Op het eind van de dag hebben we White Beach bezocht. Mensenboerderij klinkt niet leuk, bovendien worden er, zover ik kon zien, geen mensen gekweekt, maar... dit is toch wel de plek voor menig paringsritueel. White Beach is alles wat je je kan voorstellen bij een caribisch strandje. Het is wel aan de rivier, maar verder ziet het er betoverend uit. Gezellige muziek, mooie tenten en hutjes, barren, een pier, mooie paraderende dames en aantrekkelijke heren die vanuit de bar de dames bewonderen.
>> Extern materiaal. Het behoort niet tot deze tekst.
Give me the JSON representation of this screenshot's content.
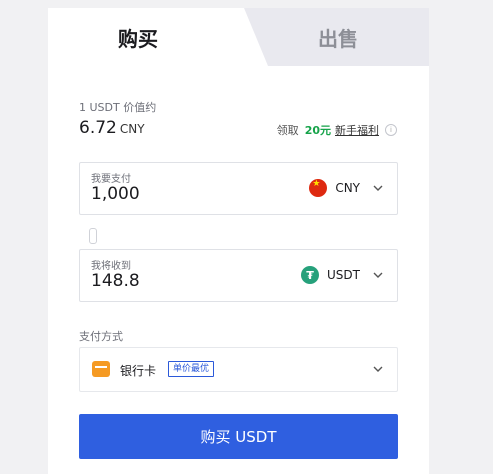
{
  "tabs": {
    "buy": "购买",
    "sell": "出售"
  },
  "rate": {
    "caption": "1 USDT 价值约",
    "value": "6.72",
    "unit": "CNY"
  },
  "promo": {
    "prefix": "领取",
    "amount": "20元",
    "link": "新手福利"
  },
  "pay": {
    "label": "我要支付",
    "amount": "1,000",
    "currency": "CNY"
  },
  "receive": {
    "label": "我将收到",
    "amount": "148.8",
    "currency": "USDT"
  },
  "payment_method": {
    "caption": "支付方式",
    "name": "银行卡",
    "badge": "单价最优"
  },
  "button": {
    "label": "购买 USDT"
  },
  "colors": {
    "primary": "#2f5fe0",
    "accent_green": "#16a34a",
    "tether": "#26a17b",
    "cny_red": "#de2910"
  }
}
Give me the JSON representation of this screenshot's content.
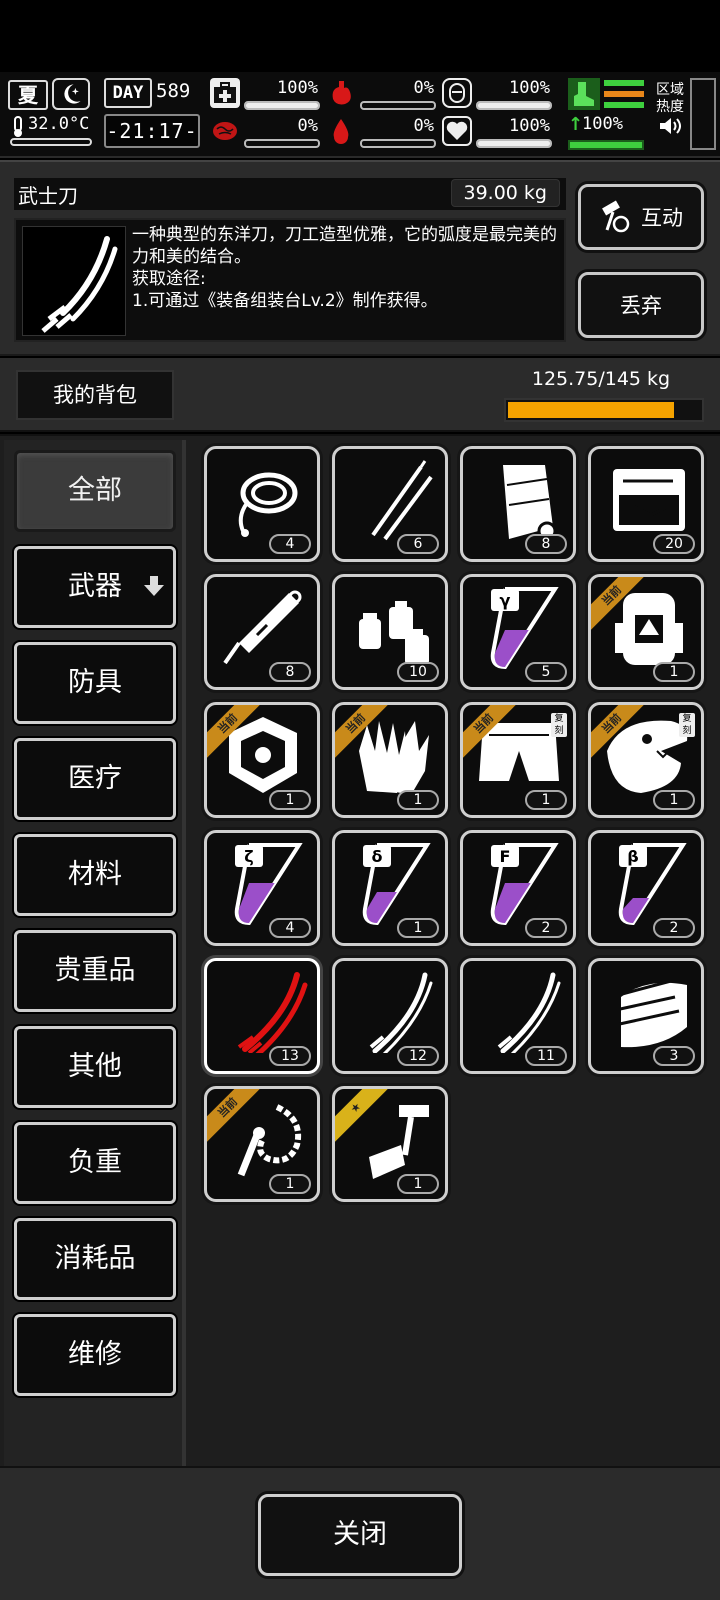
{
  "status": {
    "season": "夏",
    "temperature": "32.0°C",
    "day_label": "DAY",
    "day_number": "589",
    "clock": "-21:17-",
    "area_label": "区域热度",
    "stats": [
      {
        "id": "health",
        "icon": "medkit-icon",
        "value": "100%",
        "level": 1.0
      },
      {
        "id": "hunger",
        "icon": "stomach-icon",
        "value": "0%",
        "level": 0.0
      },
      {
        "id": "armor",
        "icon": "shield-icon",
        "value": "100%",
        "level": 1.0
      },
      {
        "id": "mental",
        "icon": "brain-icon",
        "value": "0%",
        "level": 0.0
      },
      {
        "id": "thirst",
        "icon": "water-drop-icon",
        "value": "0%",
        "level": 0.0
      },
      {
        "id": "mood",
        "icon": "heart-icon",
        "value": "100%",
        "level": 1.0
      }
    ],
    "stamina_value": "100%"
  },
  "item": {
    "name": "武士刀",
    "weight": "39.00 kg",
    "description": "一种典型的东洋刀，刀工造型优雅，它的弧度是最完美的力和美的结合。\n获取途径:\n1.可通过《装备组装台Lv.2》制作获得。",
    "interact_label": "互动",
    "discard_label": "丢弃"
  },
  "bag": {
    "title": "我的背包",
    "capacity": "125.75/145 kg",
    "fill_level": 0.867
  },
  "categories": [
    {
      "label": "全部",
      "active": true
    },
    {
      "label": "武器"
    },
    {
      "label": "防具"
    },
    {
      "label": "医疗"
    },
    {
      "label": "材料"
    },
    {
      "label": "贵重品"
    },
    {
      "label": "其他"
    },
    {
      "label": "负重"
    },
    {
      "label": "消耗品"
    },
    {
      "label": "维修"
    }
  ],
  "badge_current": "当前",
  "badge_copy": "复刻",
  "items": [
    {
      "icon": "rope-icon",
      "count": "4"
    },
    {
      "icon": "lockpick-icon",
      "count": "6"
    },
    {
      "icon": "scroll-icon",
      "count": "8"
    },
    {
      "icon": "toolbox-icon",
      "count": "20"
    },
    {
      "icon": "syringe-icon",
      "count": "8"
    },
    {
      "icon": "bottles-icon",
      "count": "10"
    },
    {
      "icon": "test-tube-icon",
      "count": "5",
      "label": "γ",
      "fill": 0.55
    },
    {
      "icon": "backpack-icon",
      "count": "1",
      "current": true
    },
    {
      "icon": "armor-plate-icon",
      "count": "1",
      "current": true
    },
    {
      "icon": "gloves-icon",
      "count": "1",
      "current": true
    },
    {
      "icon": "shorts-icon",
      "count": "1",
      "current": true,
      "copy": true
    },
    {
      "icon": "dino-mask-icon",
      "count": "1",
      "current": true,
      "copy": true
    },
    {
      "icon": "test-tube-icon",
      "count": "4",
      "label": "ζ",
      "fill": 0.6
    },
    {
      "icon": "test-tube-icon",
      "count": "1",
      "label": "δ",
      "fill": 0.45
    },
    {
      "icon": "test-tube-icon",
      "count": "2",
      "label": "F",
      "fill": 0.6
    },
    {
      "icon": "test-tube-icon",
      "count": "2",
      "label": "β",
      "fill": 0.35
    },
    {
      "icon": "red-katana-icon",
      "count": "13",
      "selected": true
    },
    {
      "icon": "katana-icon",
      "count": "12"
    },
    {
      "icon": "katana-icon",
      "count": "11"
    },
    {
      "icon": "claw-shield-icon",
      "count": "3"
    },
    {
      "icon": "bone-whip-icon",
      "count": "1",
      "current": true
    },
    {
      "icon": "hammer-knife-icon",
      "count": "1",
      "star": true
    }
  ],
  "close_label": "关闭",
  "colors": {
    "capacity_fill": "#f5a300",
    "tag_current": "#c98a1a",
    "tube_liquid": "#9b4fc9",
    "red_weapon": "#e01212",
    "stamina_green": "#3ecf3e",
    "danger_red": "#d81818"
  }
}
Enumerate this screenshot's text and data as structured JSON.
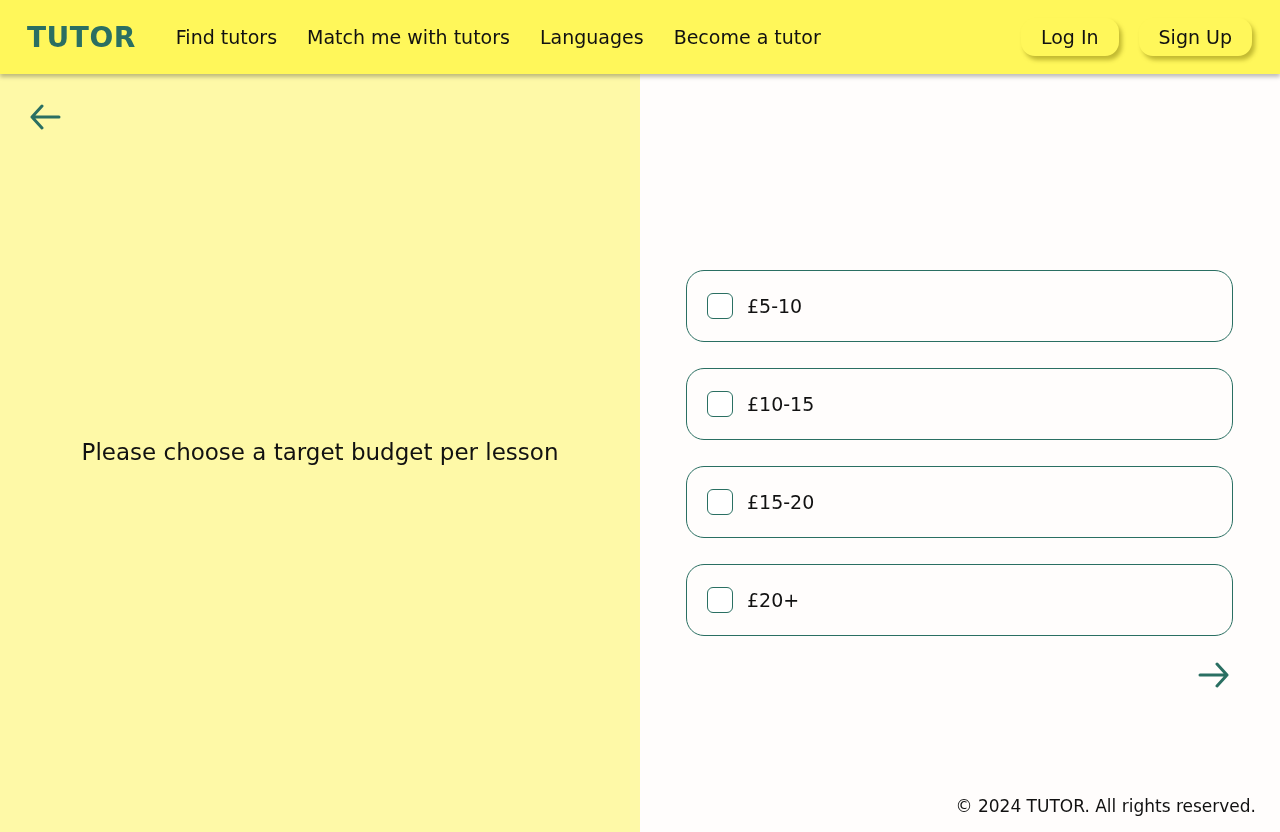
{
  "header": {
    "logo": "TUTOR",
    "nav": [
      {
        "label": "Find tutors"
      },
      {
        "label": "Match me with tutors"
      },
      {
        "label": "Languages"
      },
      {
        "label": "Become a tutor"
      }
    ],
    "buttons": [
      "Log In",
      "Sign Up"
    ]
  },
  "question": "Please choose a target budget per lesson",
  "options": [
    {
      "label": "£5-10",
      "checked": false
    },
    {
      "label": "£10-15",
      "checked": false
    },
    {
      "label": "£15-20",
      "checked": false
    },
    {
      "label": "£20+",
      "checked": false
    }
  ],
  "footer": "© 2024 TUTOR. All rights reserved."
}
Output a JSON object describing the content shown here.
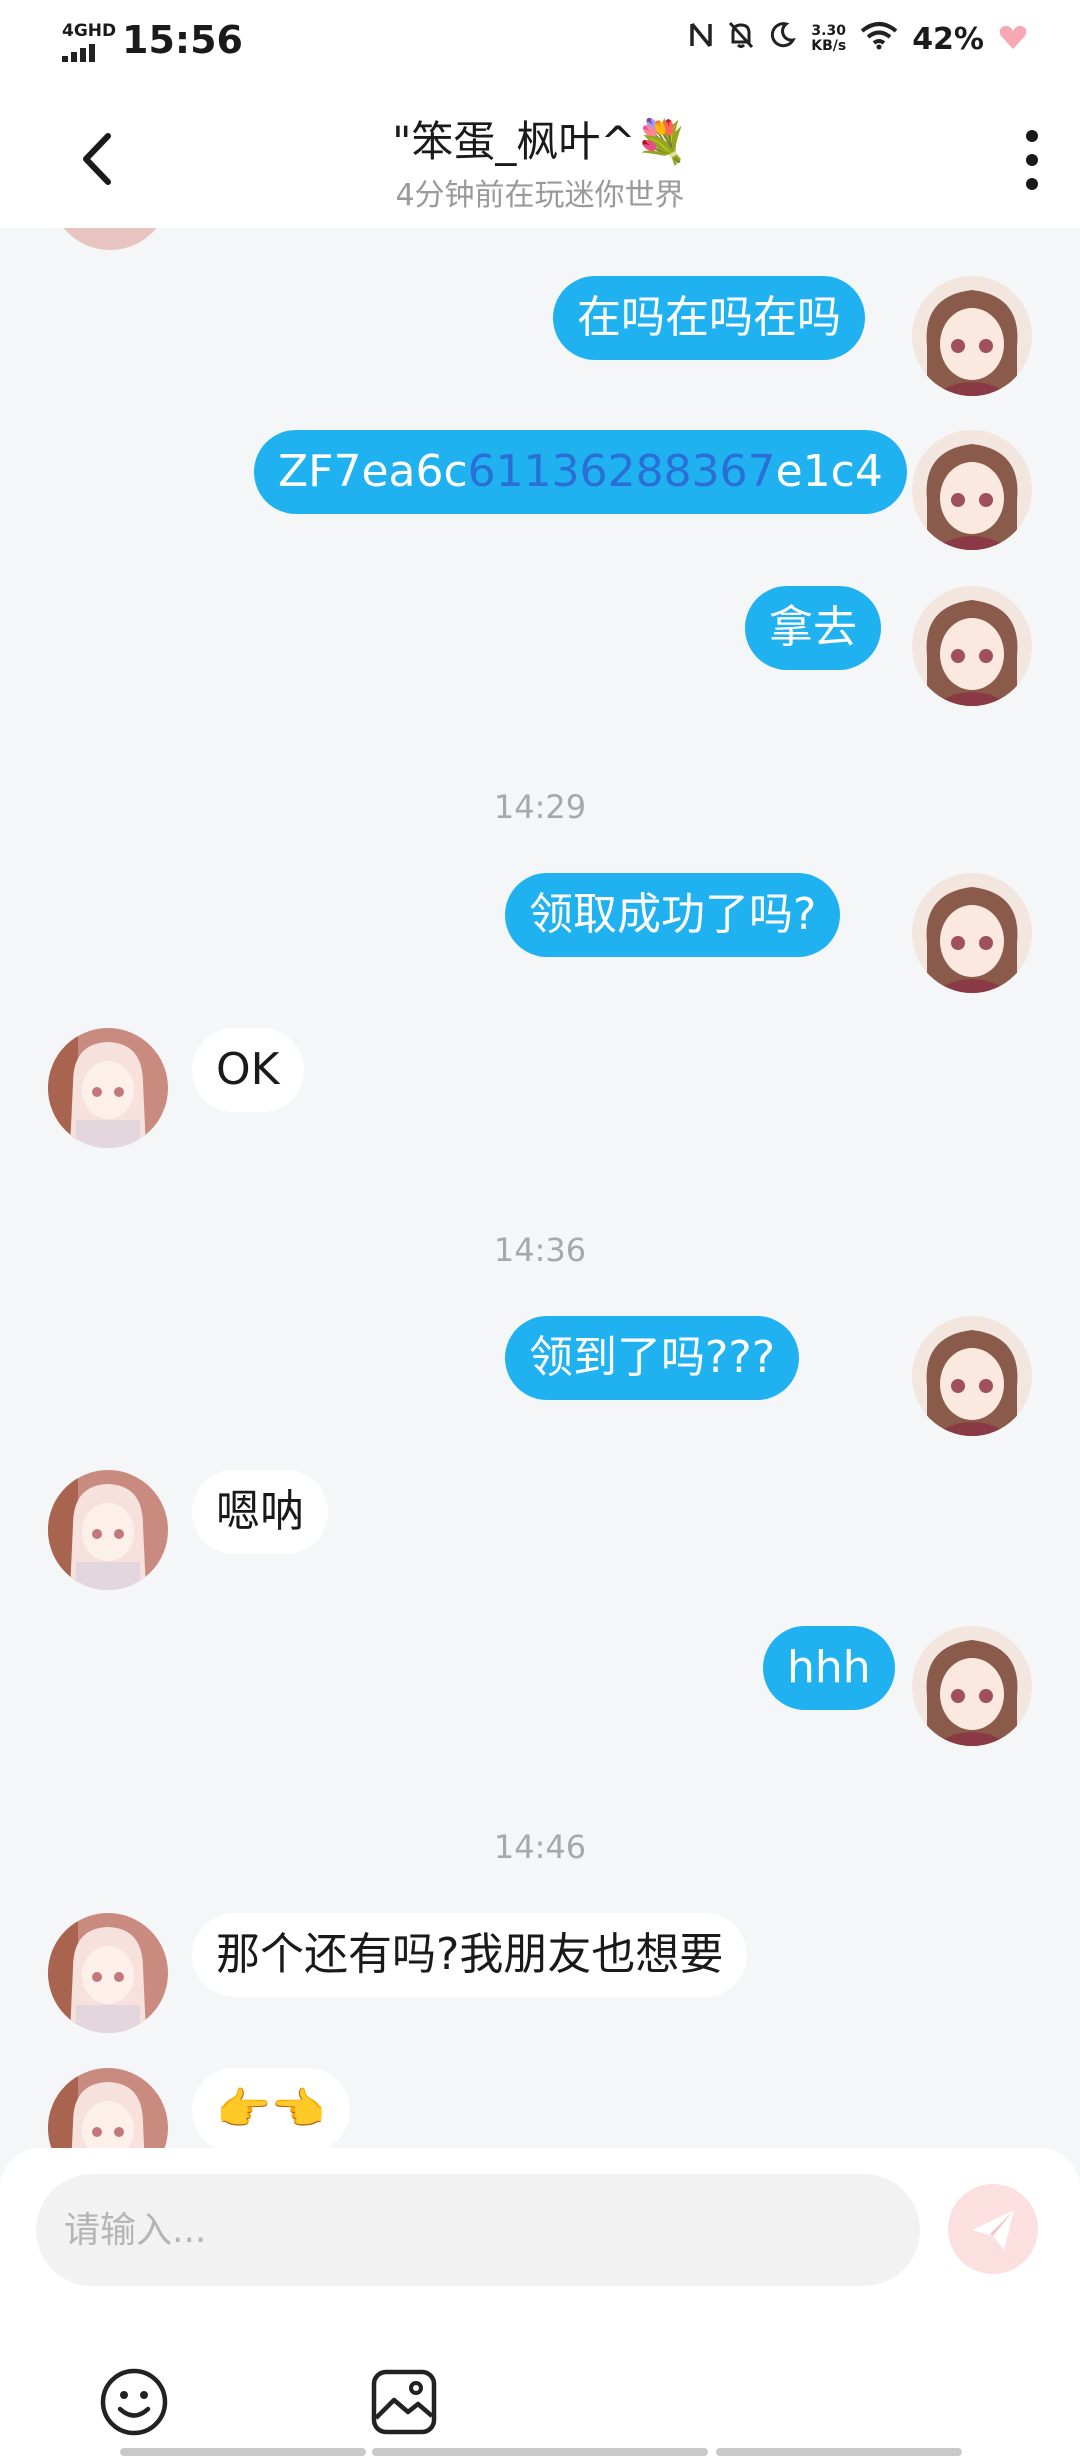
{
  "status_bar": {
    "network": "4GHD",
    "time": "15:56",
    "speed_value": "3.30",
    "speed_unit": "KB/s",
    "battery": "42%",
    "icons": [
      "nfc-icon",
      "mute-icon",
      "moon-icon",
      "wifi-icon",
      "heart-battery-icon"
    ]
  },
  "header": {
    "title": "\"笨蛋_枫叶^💐",
    "subtitle": "4分钟前在玩迷你世界",
    "back_icon": "chevron-left-icon",
    "more_icon": "more-vertical-icon"
  },
  "messages": [
    {
      "id": "m1",
      "from": "me",
      "text": "在吗在吗在吗"
    },
    {
      "id": "m2",
      "from": "me",
      "text_parts": [
        "ZF7ea6c",
        "61136288367",
        "e1c4"
      ]
    },
    {
      "id": "m3",
      "from": "me",
      "text": "拿去"
    },
    {
      "id": "t1",
      "type": "time",
      "text": "14:29"
    },
    {
      "id": "m4",
      "from": "me",
      "text": "领取成功了吗?"
    },
    {
      "id": "m5",
      "from": "friend",
      "text": "OK"
    },
    {
      "id": "t2",
      "type": "time",
      "text": "14:36"
    },
    {
      "id": "m6",
      "from": "me",
      "text": "领到了吗???"
    },
    {
      "id": "m7",
      "from": "friend",
      "text": "嗯呐"
    },
    {
      "id": "m8",
      "from": "me",
      "text": "hhh"
    },
    {
      "id": "t3",
      "type": "time",
      "text": "14:46"
    },
    {
      "id": "m9",
      "from": "friend",
      "text": "那个还有吗?我朋友也想要"
    },
    {
      "id": "m10",
      "from": "friend",
      "text": "👉👈"
    }
  ],
  "composer": {
    "placeholder": "请输入...",
    "send_icon": "paper-plane-icon",
    "tools": [
      "emoji-icon",
      "image-icon"
    ]
  },
  "colors": {
    "sent_bubble": "#20b2f0",
    "received_bubble": "#ffffff",
    "background": "#f5f6f8",
    "send_button": "#fbe0df",
    "highlight": "#2a6fd6"
  }
}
Maar geloof me, de slanke exemplaren zijn niet ruim aanwezig hoor. Want tja, dit is en blijft Suriname en ook bij White Beach zijn er eettentjes met overheerlijke Surinaamse gerechten.

dinsdag, januari 23, 2007

Vier dagen Awarradam

Gisteren zijn Paul en ik terug gekomen van een vierdaagse tocht naar het binnenland, een geheel verzorgde reis van de organisatie Mets. Het was een prachtige tocht en de foto's spreken voor zich. De lokale bevolking bestond uit Marrons, afstammelingen van de weggelopen Afrikaanse slaven. Deze mensen zijn heel spraakzaam en maken gauw contact, heel anders dan de verlegen Indianen van de Palumeu tocht die ik vele jaren terug heb gemaakt, ook via Mets. Aangezien Awarradam op een eiland is gelegen zijn we veel met de boot gereisd. Het in en uitstappen was niet eenvoudig voor de zeer kleurrijke meneer op leeftijd die we in ons gezelschap hadden. Hij riep vele vragen bij ons op. Het was een heel blanke meneer uit Bonn met een heel hoge stem; de hele tocht heeft hij, gekleed in pak en stropdas doorgebracht.
Onze gids, een voormalig politieman, bleek met een oom van mij gewerkt te hebben. Toen ik vroeg hoe het mijn vorige gids van Palumeu verging, kreeg ik te horen dat hij was gestopt met fulltime gidsen, inmiddels getrouwd was, kinderen heeft en is opgeklommen tot manager binnen de Mets organisatie. Dit had niets te maken met het feit dat een grote Anjoemara (roofvis) hem heeft gebeten toen hij tijdens het gidsen in het water stond; een zeldzaam voorval, de vis is met een stukje van zijn knieschijf vandoor gegaan. De piranha vis houdt zich daarbij vergeleken een stuk rustiger. De drie piranha’s die de groep heeft gevangen zijn door onze gids krokant gebakken; ze waren erg lekker bij de borrel.
Tijdens de tocht mocht ik een primeur aanschouwen: Paul op de dansvloer bij de Marrons. Helaas heeft hij niet meegedaan met de stokkendans. Deze werd voorgedaan door Gaia, een niet sprekende, oersterke en vreselijk gespierde Marron.
Fotoserie 1: rotsenpartij en rivierstrand bij Awarradam, Paul vist bij de sula, traditionele hut, Paul helpt rijst stampen. Fotoserie 2: Onder de kakantrieboom, schorpioen, reuzenmier die ook in mensen hapt (zeer pijnlijk!), kikker, onze hut met achterin hangmatten, ons transportmiddel van en naar Awarradam.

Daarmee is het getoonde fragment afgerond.